Two scenes of East Austin. The first lot was a filled with flowers and untouched for a long time, though soon it will be filled with a new house, which will be made in a modern style and expensive, increasing the cost of living for the houses next door that have been there since the 50's. The bottom lot just was cleared of a house that had been there since the 50's, too, and will face a similar fate. 2018.
East Austin: the site of a future house, also the site of a home lost to growth, and with it, its family and memories. There's potential here but something significant was lost to make room. West Austin: we watch the buzz of our city and are filled with cheap beer and a similar potential. 2018 / 2016.

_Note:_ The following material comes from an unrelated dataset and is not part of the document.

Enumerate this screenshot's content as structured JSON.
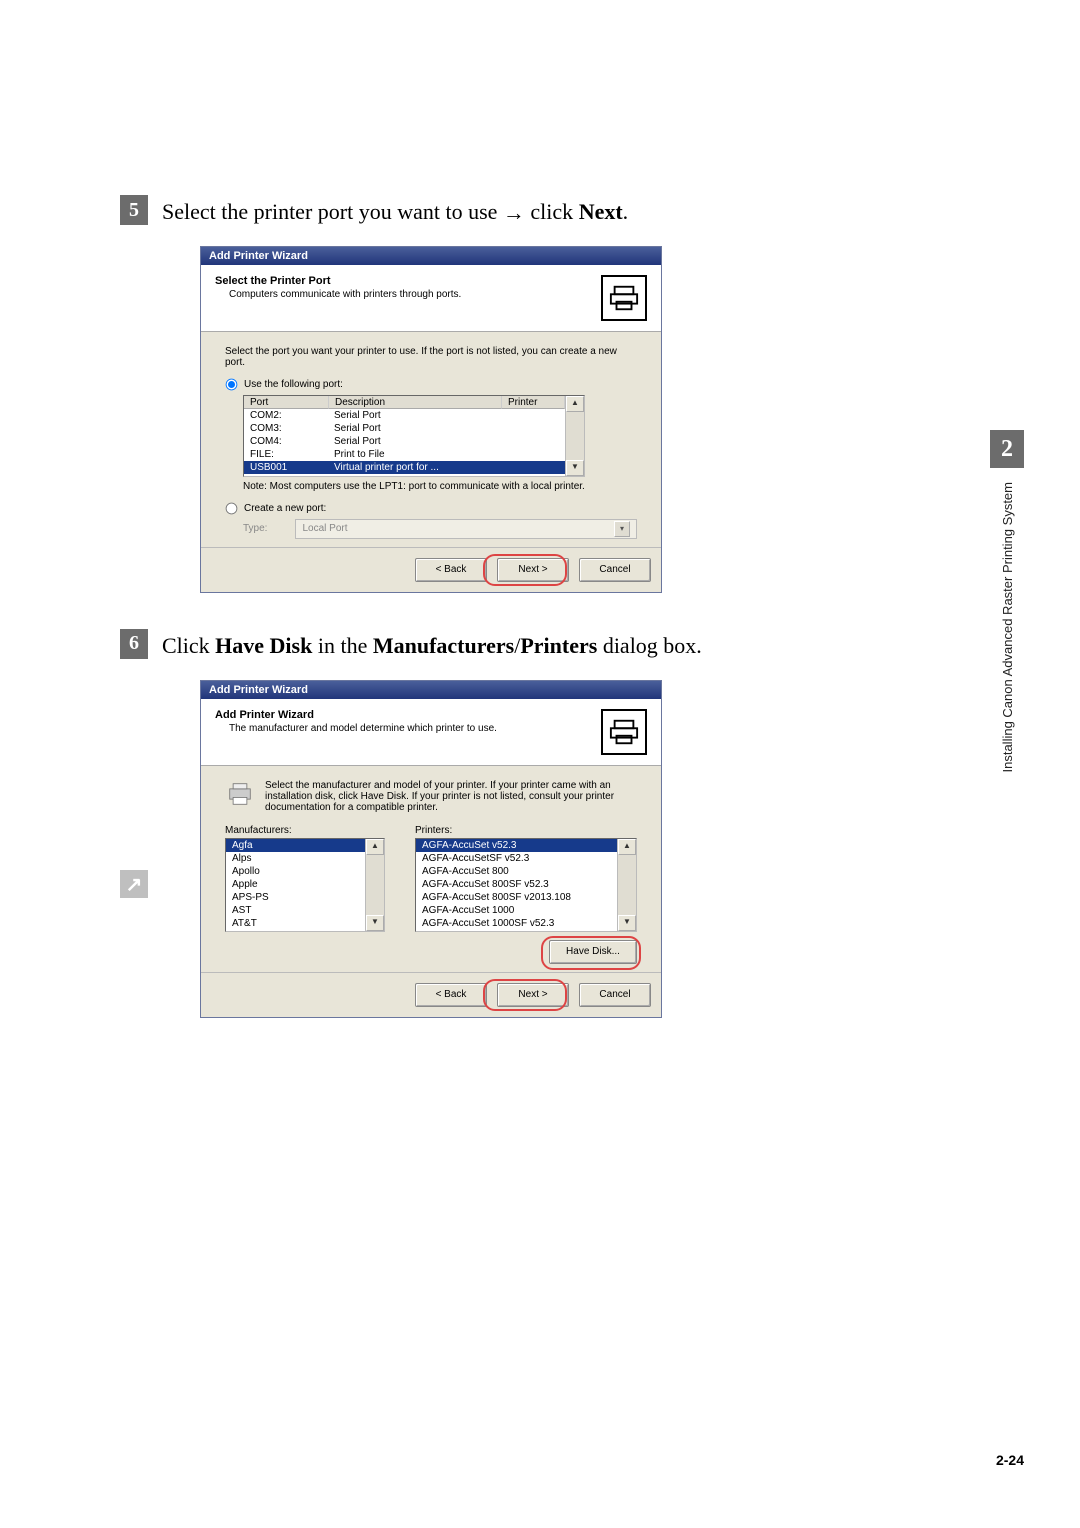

I35 runs through historically white, west Austin and historically black and Latino east Austin. The changes are gripping us all, and those that benefit from the changes say they are good but imperfect, acknowledging but not really weighing what is being lost and stolen to make room, and maybe not even caring to. This I feel in my life as I stumble into adulthood, as I watch what's familiar and deeply tied to my childhood become wiped clean and replaced. 2018.
Summer days set on the Barton Springs runoff, where for generations every kind of Austinite has shared a beer, a BBQ, and cool water with each other and their dogs. Sometimes we opt to cool off here because it's less crowded than Barton Springs Pool and it's free. In high school we would skip class to come here to remedy our boredom and life problems and just to chase some sunshine. We would cry and swim and laugh. We’re 24 now and to us the world has never had such extremity. What can we do but allow for a moment in an uncomplicated space and time to release us from the uncertainty... here is where we did it then and do it now. 2018.
Barton Springs: the soul of Austin. The cold water sustains us through the heat. Here I see more people different from me than any other part of Austin. It's a meeting place and a refuge from the buzz of the city, where we all meet and the things that are pushing us apart and wearing us thin are less important than finding refuge from the heat.
We blinked and another piece of the city is gone, and so nothing seems permanent or promised like it did before. However, the boys and their Riverview house are steadfast, they will not bend for any amount of money, not willing to say goodbye to their childhood home and what it provides for them now. 2018.
An empty lot in Austin's East Side. Next door, out of the frame, are houses that are as old as East Austin and carry the weight of their history and culture. When Austin was expanding in the early 1900's, a boom similar to now, a city plan was set to segregate Austin's white residents from its residents of color. Black and Latino residents moved to East Austin and the city has been divided ever since, holding important history here. With these developments come rising costs of living and a destruction of the cultural significance of East Austin. This lot will be filled soon with a house that will probably look like the one seen in the background: stylized, expensive, and trendy. Pushing the community to its limits. What was once the 'hood' is now the place to be. David, in the foreground, grew up close to this lot, and I on the other side of town. 2018.
At the Riverview House, where the boys fix their bikes, workout, and sometimes crash for the night, depending on the mosquitos. Developers are relentless, every week offering obscene amounts of money to Kevin and Matthew, who own the house and share the space with five other guys, but they refuse to sell. The ties are stronger than friendship: they're family, and won't part with their home for any amount of money. 2018.
The trajectory of growth I see in Austin I see in my friends and myself. Sometimes we feel stuck between thinking forward and looking backward. We're in our twenties but still children. The city is fluid and adaptive, it transitions and alters itself every day just as we do, though this progression is not without loss. 2018.